4.8. Cell Proliferation Assay
BrdU (5-Bromo-2′-deoxyuridine) analysis was performed to confirm cell proliferation [34]. MDCK and Vero cells were cultured on slides for 24 h. The medium without FBS was replaced with medium containing 10 ng/mL of growth factor cocktail, and 50 µg/mL of microalgae extract was added and cultured for 24 h. The 5-Bromo-2′-deoxyuridine Labeling and Detection Kit Ⅰ (Roche, Basel, Swiss) was used, and cell nuclei were stained using Hoechst 33342 (Thermo Scientific, Waltham, MA, USA) fluorescent dye and observed using a fluorescence microscope (Nikon Eclipse 80i, Nikon, Tokyo, Japan). Quantitative data expressing BrdU-positive cells (green) were assessed by counting positively stained cells using ImageJ software version 1.54d (National Institutes of Health, Bethesda, MD, USA).
4.9. Apoptosis Assay
MDCK and Vero cells were cultured in 60 mm dish for 24 h. The medium without FBS was replaced with medium containing 10 ng/mL of growth factor cocktail, and 50 µg/mL of microalgae extract was added and cultured for 24 h. Apoptosis was measured using the FITC Annexin V Apoptosis Detection Kit II (BD Biosciences, San Diego, CA, USA). Apoptosis was measured by flow cytometry (BD Biosciences).
4.10. Superoxide Dismutase (SOD) Activity
The SOD activity was measured using an EZ-SOD assay kit (Dogenbio Co., Seoul, Republic of Korea). MDCK and Vero cells were cultured on a six-well plate for 24 h. The medium without FBS was replaced with medium containing 10 ng/mL of growth factor cocktail, and 50 µg/mL of microalgae extract was added and cultured for 24 h. Next, the culture medium was removed, cells were washed with PBS, proteins were extracted using RIPA buffer (Rockland Immunochemical, Limerick, PA, USA), and proteins were quantified using a BCATM protein analysis kit (Thermo Scientific, Waltham, MA, USA). Next, 20 μL each was added to the sample well and Blank2 well, and 20 μL of distilled water was added to each well of Blank1 and Blank3. Then 200 μL of WST working solution was added to each well, and 20 μL of dilution buffer was added to each well of Blank2 and Blank3. After adding 20 μL of enzyme working solution to Blank1 and sample well, the plate was reacted at 37 °C for 20 min. The absorbance was measured at 450 nm using a plate reader.

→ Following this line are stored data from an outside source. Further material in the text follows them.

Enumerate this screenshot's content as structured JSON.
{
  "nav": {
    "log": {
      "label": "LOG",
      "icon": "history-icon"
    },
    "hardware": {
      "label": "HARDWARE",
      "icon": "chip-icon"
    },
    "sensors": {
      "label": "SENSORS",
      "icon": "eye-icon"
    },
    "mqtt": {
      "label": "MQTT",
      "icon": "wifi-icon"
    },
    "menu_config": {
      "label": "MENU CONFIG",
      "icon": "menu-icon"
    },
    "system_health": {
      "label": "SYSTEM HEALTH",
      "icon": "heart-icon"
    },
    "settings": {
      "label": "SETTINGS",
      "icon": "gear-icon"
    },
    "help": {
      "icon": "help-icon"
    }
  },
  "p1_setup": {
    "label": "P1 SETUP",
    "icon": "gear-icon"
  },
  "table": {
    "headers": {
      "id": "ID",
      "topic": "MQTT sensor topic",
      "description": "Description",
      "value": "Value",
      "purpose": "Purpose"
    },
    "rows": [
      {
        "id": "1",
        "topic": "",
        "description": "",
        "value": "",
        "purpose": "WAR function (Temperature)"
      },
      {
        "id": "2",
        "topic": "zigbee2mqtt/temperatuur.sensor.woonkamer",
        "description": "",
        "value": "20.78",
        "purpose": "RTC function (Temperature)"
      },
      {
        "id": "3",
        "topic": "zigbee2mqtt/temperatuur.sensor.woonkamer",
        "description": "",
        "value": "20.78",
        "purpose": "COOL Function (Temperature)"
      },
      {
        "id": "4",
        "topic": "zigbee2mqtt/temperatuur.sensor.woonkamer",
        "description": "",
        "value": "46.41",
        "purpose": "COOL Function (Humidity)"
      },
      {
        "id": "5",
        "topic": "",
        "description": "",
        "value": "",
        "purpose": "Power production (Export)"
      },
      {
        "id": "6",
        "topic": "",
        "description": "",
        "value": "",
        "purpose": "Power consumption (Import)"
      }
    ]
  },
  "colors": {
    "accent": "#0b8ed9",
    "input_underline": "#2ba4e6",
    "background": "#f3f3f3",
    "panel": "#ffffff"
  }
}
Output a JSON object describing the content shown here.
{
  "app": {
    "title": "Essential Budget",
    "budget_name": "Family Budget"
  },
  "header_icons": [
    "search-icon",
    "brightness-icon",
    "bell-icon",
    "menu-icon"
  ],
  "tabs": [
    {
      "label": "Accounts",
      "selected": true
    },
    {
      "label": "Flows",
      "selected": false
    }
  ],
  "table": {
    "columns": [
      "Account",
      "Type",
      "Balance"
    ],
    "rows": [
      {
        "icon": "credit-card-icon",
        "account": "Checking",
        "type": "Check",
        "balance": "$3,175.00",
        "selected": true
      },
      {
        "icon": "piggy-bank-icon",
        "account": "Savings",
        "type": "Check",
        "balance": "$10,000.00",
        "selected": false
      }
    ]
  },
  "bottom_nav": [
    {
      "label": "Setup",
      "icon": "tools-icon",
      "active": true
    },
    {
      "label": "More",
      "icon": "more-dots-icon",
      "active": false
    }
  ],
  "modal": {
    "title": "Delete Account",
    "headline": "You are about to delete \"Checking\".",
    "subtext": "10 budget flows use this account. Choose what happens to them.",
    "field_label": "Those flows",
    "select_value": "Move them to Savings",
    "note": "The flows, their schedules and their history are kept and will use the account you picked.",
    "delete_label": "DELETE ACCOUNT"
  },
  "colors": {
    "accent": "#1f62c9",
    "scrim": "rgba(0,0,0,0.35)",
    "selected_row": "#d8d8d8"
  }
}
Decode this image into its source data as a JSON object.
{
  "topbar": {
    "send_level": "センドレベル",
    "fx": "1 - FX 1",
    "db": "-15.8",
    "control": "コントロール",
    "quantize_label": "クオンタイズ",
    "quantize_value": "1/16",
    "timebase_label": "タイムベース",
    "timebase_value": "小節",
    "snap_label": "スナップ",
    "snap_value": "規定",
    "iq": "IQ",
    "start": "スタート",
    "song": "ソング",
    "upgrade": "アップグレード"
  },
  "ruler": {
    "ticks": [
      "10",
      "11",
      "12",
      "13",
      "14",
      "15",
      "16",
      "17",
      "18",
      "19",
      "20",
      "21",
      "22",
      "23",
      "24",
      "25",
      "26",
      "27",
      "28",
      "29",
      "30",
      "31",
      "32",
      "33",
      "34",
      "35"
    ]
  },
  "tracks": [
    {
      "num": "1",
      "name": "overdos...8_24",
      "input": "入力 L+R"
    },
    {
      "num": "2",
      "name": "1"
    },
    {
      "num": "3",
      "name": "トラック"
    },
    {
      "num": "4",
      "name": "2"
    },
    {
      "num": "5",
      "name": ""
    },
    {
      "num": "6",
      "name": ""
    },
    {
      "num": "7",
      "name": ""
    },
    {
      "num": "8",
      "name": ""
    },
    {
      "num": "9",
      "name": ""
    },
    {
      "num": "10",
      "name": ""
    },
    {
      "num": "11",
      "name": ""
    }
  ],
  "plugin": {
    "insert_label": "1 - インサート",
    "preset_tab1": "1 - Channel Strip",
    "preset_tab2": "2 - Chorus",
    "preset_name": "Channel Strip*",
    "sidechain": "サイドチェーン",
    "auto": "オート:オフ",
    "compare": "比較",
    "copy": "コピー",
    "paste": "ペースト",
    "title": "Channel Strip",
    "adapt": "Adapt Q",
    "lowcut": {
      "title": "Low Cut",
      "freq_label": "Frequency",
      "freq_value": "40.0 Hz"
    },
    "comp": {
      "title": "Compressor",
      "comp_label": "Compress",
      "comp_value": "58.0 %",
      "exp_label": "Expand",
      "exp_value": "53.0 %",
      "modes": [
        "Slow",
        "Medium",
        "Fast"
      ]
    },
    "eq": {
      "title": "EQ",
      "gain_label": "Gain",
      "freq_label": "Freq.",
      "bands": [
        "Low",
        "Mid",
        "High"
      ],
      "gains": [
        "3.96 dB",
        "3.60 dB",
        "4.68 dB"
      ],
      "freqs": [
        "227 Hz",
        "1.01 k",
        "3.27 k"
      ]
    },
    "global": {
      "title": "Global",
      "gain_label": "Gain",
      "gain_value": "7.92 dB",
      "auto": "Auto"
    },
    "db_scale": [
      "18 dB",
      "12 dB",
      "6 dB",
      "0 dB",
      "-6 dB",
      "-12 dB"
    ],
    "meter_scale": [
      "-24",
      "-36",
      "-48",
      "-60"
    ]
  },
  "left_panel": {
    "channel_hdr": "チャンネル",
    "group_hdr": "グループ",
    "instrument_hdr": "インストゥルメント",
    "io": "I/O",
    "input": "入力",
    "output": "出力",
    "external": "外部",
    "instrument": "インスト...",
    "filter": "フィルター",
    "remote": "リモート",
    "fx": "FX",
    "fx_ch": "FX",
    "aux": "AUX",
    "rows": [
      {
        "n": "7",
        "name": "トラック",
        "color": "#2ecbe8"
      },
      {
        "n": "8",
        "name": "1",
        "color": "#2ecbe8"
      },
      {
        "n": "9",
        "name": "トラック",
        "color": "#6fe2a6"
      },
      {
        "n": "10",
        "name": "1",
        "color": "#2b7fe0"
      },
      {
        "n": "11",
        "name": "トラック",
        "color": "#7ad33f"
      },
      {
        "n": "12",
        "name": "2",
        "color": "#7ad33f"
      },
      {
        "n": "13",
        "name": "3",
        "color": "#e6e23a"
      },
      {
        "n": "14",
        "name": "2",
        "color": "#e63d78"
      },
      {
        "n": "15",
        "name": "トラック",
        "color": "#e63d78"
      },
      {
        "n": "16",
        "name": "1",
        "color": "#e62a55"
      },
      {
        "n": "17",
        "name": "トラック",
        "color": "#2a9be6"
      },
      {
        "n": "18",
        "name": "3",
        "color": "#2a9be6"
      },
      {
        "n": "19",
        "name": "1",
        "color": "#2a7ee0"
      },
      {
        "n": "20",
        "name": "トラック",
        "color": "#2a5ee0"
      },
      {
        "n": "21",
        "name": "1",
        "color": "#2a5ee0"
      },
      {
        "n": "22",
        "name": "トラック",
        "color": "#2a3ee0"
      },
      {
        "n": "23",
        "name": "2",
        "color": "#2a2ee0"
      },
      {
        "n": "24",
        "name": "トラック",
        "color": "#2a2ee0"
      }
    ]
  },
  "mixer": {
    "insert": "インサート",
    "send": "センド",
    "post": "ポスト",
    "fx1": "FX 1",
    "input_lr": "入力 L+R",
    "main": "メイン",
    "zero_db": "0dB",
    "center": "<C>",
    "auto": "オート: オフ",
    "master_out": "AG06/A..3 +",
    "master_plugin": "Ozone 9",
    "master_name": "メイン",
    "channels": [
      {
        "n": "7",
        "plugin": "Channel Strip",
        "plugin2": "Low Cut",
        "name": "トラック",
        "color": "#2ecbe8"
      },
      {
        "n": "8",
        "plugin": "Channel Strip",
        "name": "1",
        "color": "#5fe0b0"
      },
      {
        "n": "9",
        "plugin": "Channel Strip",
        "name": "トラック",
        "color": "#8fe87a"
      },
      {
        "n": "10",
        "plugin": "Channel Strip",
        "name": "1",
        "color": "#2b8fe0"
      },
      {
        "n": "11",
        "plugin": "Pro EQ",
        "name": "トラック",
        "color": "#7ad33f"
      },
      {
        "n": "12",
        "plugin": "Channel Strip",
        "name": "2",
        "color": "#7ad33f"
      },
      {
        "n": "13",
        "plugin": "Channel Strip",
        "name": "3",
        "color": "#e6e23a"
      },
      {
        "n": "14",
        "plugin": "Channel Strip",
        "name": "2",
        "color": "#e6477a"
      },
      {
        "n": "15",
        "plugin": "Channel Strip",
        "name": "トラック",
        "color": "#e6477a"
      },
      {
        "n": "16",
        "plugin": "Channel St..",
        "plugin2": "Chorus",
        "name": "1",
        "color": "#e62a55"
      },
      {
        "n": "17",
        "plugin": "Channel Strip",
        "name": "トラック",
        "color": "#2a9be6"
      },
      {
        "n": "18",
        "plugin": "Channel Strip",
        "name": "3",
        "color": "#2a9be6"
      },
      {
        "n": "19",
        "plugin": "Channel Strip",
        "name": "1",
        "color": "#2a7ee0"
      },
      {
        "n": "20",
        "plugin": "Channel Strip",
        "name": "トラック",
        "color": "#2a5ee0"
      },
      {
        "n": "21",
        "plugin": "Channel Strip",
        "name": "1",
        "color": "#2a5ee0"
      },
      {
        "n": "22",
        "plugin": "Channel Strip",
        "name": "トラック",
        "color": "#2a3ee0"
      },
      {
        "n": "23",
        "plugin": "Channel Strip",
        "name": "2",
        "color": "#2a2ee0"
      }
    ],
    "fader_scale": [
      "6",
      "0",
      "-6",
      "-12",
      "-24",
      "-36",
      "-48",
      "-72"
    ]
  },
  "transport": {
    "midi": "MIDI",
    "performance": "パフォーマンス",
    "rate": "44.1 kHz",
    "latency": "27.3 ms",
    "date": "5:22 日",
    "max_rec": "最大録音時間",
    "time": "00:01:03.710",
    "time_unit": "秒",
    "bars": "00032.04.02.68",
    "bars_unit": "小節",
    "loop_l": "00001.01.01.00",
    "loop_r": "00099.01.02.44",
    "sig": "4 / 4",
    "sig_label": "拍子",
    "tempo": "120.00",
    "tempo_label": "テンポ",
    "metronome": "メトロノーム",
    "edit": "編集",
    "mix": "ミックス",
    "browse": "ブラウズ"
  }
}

4.11. Statistical Analysis
All experiments were repeated three times, and the data are expressed as mean ± standard deviation. Statistical analyses were performed using the GraphPad Prism software version 10.2.3 (San Diego, CA, USA). One-way ANOVA was performed to verify the significance of each sample, and a post hoc test was performed using Dunnett’s multiple comparison test (p < 0.05).
5. Conclusions
Marine microalgal extracts and growth factor cocktails promoted cell proliferation and antioxidant activity in MDCK and Vero cells. In particular, DS and SP extracts exhibited the potential to replace FBS. This study provides an alternative to address the ethical issues and contamination risks of FBS, and may contribute to increasing the efficiency and safety of future vaccine production processes. Further studies are required to validate the practicality of marine microalgal extracts and expand their applicability to different cell lines and viral species.
Supplementary Materials
The following supporting information can be downloaded at: https://www.mdpi.com/article/10.3390/ijms25189881/s1.
Author Contributions
Conceptualization, A.P. and S.-J.H.; methodology, G.-H.P.; software, A.P.; validation, Y.-J.L. and E.J.; formal analysis, S.-Y.H. and S.-H.L.; investigation, E.-J.K. and S.-H.C.; resources, S.-Y.H.; data curation, E.-J.K.; writing—original draft preparation, A.P.; writing—review and editing, S.-J.H.; visualization, Y.-J.L. and E.J.; supervision, S.-J.H.; project administration, G.-H.P.; funding acquisition, S.-J.H. All authors have read and agreed to the published version of the manuscript.
Funding
This research was funded by research grants from the Korea Institute of Ocean Science and Technology (grant no. PEA0215).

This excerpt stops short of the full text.